Nonetheless, I remain hopeful that there are enough true patriots to stop the coup. If Shirkey and Chatfield--and their counterparts in other states--remain true to their word, they will be heroes of the American republic. Georgia Secretary of State Brad Raffensperger has already shown heroism. Just three Republican US Senators would be needed to fully reject any bogus slate of state-legislature-appointed delegates, and there already appear to be five: Senators Collins, Murkowski, Romney, Sasse, and Toomey. Whatever very substantial differences I have with them on policy matters, I commend their patriotism and integrity.
That leaves the courts. Here I am cautiously optimistic. So far, state and federal judges have uniformly rejected Trump's claims because they are legally and factually groundless. It hasn't mattered whether the judges are conservative or liberal, Republican or Democratic. The courts have largely reinforced my moderately legal realist views: Often the law contains gaps and ambiguities; when it does, judges' values and ideology can make a big difference; but when the law is very clear, judges typically follow it.

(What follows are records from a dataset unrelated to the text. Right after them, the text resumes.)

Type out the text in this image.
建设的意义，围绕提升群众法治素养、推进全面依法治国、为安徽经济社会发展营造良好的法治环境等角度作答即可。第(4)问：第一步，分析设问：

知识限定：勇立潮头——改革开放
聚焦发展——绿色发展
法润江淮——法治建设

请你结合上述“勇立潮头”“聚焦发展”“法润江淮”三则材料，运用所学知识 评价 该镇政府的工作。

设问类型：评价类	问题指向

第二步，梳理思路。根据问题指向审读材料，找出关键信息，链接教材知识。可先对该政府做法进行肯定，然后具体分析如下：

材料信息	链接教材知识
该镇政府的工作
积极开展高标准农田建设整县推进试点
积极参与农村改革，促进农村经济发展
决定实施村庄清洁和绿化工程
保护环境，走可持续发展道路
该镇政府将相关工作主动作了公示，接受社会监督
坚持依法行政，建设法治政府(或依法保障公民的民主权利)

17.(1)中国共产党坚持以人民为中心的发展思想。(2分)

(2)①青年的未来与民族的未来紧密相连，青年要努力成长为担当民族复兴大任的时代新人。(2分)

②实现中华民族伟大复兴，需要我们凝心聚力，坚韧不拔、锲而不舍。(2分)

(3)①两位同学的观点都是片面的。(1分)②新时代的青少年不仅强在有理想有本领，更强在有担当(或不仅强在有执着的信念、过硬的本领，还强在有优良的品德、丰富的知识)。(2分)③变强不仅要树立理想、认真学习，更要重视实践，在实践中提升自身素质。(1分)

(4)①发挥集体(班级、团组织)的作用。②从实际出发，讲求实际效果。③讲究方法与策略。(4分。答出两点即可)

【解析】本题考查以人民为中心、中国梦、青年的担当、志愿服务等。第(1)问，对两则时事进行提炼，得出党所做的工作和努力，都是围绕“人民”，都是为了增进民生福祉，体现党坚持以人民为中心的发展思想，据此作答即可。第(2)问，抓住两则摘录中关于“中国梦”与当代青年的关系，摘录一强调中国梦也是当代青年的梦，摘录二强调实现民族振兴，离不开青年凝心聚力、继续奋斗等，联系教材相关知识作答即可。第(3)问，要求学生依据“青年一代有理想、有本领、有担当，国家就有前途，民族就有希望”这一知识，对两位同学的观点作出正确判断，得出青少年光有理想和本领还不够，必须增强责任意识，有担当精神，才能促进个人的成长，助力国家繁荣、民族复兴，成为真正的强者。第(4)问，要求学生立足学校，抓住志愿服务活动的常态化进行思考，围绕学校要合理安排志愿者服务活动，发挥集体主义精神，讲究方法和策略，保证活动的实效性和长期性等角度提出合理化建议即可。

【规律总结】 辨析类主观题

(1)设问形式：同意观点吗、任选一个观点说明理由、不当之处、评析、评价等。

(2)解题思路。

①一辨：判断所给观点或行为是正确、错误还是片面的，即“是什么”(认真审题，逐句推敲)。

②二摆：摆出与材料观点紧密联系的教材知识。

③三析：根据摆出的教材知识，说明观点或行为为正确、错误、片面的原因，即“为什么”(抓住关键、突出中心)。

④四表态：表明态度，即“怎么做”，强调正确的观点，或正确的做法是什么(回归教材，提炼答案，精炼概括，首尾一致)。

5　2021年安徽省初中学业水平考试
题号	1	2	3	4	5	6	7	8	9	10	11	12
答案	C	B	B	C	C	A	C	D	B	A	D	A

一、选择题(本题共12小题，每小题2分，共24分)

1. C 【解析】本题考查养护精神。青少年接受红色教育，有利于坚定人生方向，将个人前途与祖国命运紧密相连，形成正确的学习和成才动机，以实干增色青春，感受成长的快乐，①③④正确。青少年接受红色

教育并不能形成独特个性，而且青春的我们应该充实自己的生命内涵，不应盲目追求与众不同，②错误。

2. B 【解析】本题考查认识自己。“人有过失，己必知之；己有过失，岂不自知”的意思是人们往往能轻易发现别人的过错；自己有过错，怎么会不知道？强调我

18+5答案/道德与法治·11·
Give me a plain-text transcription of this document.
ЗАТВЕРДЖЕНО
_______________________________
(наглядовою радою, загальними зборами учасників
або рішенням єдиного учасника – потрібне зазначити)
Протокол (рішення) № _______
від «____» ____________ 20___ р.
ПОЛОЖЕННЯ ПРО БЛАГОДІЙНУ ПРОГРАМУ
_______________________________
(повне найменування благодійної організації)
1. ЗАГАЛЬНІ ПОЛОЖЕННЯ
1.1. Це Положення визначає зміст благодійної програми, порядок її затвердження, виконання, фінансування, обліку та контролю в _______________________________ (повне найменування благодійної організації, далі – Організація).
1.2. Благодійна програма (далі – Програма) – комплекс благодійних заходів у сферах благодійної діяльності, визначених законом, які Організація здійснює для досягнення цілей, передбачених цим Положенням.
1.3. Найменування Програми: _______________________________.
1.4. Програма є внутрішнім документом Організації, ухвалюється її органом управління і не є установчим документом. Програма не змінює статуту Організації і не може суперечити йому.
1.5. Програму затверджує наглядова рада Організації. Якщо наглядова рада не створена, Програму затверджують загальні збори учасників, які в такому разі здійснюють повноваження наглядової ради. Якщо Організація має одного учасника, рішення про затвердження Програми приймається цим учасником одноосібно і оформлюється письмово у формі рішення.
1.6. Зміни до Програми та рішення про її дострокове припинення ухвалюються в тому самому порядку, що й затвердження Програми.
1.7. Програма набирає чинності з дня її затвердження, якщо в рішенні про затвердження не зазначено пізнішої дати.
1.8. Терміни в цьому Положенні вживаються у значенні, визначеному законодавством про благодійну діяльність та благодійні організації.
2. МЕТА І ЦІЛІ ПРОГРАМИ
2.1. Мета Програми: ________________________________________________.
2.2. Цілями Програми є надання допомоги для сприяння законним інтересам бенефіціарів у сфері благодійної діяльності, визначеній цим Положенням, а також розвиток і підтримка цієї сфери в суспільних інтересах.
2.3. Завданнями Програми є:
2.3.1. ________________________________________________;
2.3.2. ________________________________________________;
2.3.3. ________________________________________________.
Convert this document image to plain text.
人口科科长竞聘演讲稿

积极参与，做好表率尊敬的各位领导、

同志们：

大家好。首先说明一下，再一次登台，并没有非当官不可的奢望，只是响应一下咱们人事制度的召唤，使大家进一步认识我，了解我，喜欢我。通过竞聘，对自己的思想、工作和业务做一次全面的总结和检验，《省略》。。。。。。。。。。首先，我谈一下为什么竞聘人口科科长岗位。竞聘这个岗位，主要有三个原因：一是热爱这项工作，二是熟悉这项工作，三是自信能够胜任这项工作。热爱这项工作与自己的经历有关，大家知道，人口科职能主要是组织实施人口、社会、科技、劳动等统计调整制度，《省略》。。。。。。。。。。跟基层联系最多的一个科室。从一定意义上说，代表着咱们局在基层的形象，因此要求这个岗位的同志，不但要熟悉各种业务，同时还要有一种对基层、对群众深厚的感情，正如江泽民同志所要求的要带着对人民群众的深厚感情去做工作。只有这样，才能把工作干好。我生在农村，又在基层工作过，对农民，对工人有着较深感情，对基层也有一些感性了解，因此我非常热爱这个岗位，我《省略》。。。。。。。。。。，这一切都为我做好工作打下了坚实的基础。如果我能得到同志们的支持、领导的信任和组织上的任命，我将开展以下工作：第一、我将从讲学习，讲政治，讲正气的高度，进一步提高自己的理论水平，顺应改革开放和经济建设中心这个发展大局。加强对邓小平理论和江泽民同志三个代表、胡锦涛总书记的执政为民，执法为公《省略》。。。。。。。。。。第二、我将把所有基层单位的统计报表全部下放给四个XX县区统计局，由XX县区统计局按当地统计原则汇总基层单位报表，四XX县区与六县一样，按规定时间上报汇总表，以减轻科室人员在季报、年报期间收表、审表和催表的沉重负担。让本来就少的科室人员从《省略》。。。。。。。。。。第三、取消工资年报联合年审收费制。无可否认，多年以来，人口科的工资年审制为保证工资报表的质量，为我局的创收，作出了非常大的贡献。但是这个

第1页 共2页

Does that mean I have complete confidence that the political and legal system will ultimately stop Trump's attempted coup? No. I remain extremely concerned, because even a five percent chance or, for that matter, a one percent chance, of the permanent destruction of American constitutional democracy warrants vigilance.
My expertise as a legal scholar qualifies me to analyze the law. I have done that and will continue to. Whether the relevant actors who hold power follow the law is ultimately a question for them--and for the People who may or may not hold them accountable through the ballot or whatever alternative means remain available once dictators are permitted to cancel the results of elections.